Victoire et soulagement pour les communautés francophones hors Québec. Le prochain recensement de Statistique Canada brossera pour la première fois un portrait exhaustif des enfants qui ont droit à une éducation en français en milieu minoritaire.
« Nous sommes enchantés, vraiment. C’est exactement ce qu’on voulait », se réjouit au bout du fil Marie-Pierre Lavoie, présidente du Conseil scolaire francophone (CSF) de la Colombie-Britannique. Un enthousiasme qui s’est fait sentir d’un océan à l’autre vendredi, partagé par d’autres CSF et plusieurs associations de défense des droits des francophones. Tous espéraient ce dénouement après avoir interpellé à de nombreuses reprises le gouvernement fédéral à ce sujet.
Statistique Canada a dévoilé en matinée le questionnaire de son prochain recensement, prévu pour mai 2021. Dans sa version courte — systématiquement envoyé à tous les ménages canadiens —, cinq questions liées au droit de s’instruire dans la langue de la minorité ont été ajoutées. De telle sorte qu’on sondera désormais le niveau d’étude atteint en français, le type de programme fréquenté et pendant combien de temps.

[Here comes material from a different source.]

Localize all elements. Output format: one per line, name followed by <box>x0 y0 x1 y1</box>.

Ottawa pourra ainsi dénombrer tous les parents qui, en vertu de l’article 23 de la Charte canadienne des droits et libertés, peuvent inscrire leurs enfants dans des écoles francophones du Canada anglais et dans des écoles anglophones du Québec. Le gouvernement s’était déjà engagé à faire ces ajouts dans le formulaire long, mais laissait planer le doute quant à la version courte. Fait à noter : seuls 25% des foyers reçoivent le recensement long.
Nous sommes enchantés, vraiment. C’est exactement ce qu’on voulait.
L’article 23 fixe en effet les critères qui autorisent des parents à instruire leur enfant dans la langue de Molière en milieu minoritaire. Le hic avec les recensements précédents, c’est qu’ils dénombraient uniquement ceux répondant à la première condition, soit le français comme langue maternelle, souligne le président de la Fédération des communautés francophones et acadienne du Canada (FCFA), Jean Johnson.
« Depuis près de 40 ans, nos gouvernements et conseils scolaires n’avaient pas l’ensemble des données nécessaires pour mettre en œuvre nos droits », dit-il. Avec le questionnaire bonifié de Statistique Canada, ils pourront maintenant « mieux planifier les programmes et infrastructures scolaires » alors que la demande pour une éducation en langue française ne cesse de croître partout au pays, fait-il valoir.
Une lecture partagée par Stéphanie Chouinard, professeure et spécialiste des enjeux touchant la francophonie canadienne. Elle rappelle que l'article 23, bien qu'il protège le droit de s’instruire en français en contexte minoritaire, stipule aussi ceci : « le nombre d'enfants doit le justifier ». « Cette petite phrase-là signifie que dans chacune des provinces, le ministre de l’Éducation peut prendre des décision arbitraires concernant les services éducatifs offerts à la communauté minoritaire », note celle qui enseigne l’Université Queen’s de l’Ontario.
« Plusieurs provinces ont été réfractaires à croire les chiffres présentés par les communautés francophones, surtout quand il était question d'agrandir ou de construire une nouvelle école », ajoute Mme Chouinard. Avec pour résultat des établissements sous-financés qui débordent, forçant parfois l’aménagement de classes dans des roulottes pour pallier le manque d’espace.
Autres ajouts
Statistique Canada a procédé à d’autres ajouts et modifications dans son questionnaire de 2021. L’agence fédérale fait maintenant la distinction entre le sexe à la naissance et l’identité de genre d’une personne. Elle a par ailleurs étoffé la liste des confessions religieuses suggérées et offre aux membres des communautés autochtones un spectre plus large pour s’identifier.
De plus, les Canadiens qui servent ou ont déjà servi dans les forces armées doivent désormais l’indiquer. Cela permettra notamment au gouvernement fédéral de dresser une liste de ses anciens combattants, dans le but d’adapter les services et les ressources qui leur sont offerts, entre autres en santé mentale.
Deux nouvelles questions portent en outre sur la précarité d’emploi. Les Canadiens qui n’auront pas travaillé à temps plein ou pendant toute l’année pourront en indiquer les raisons.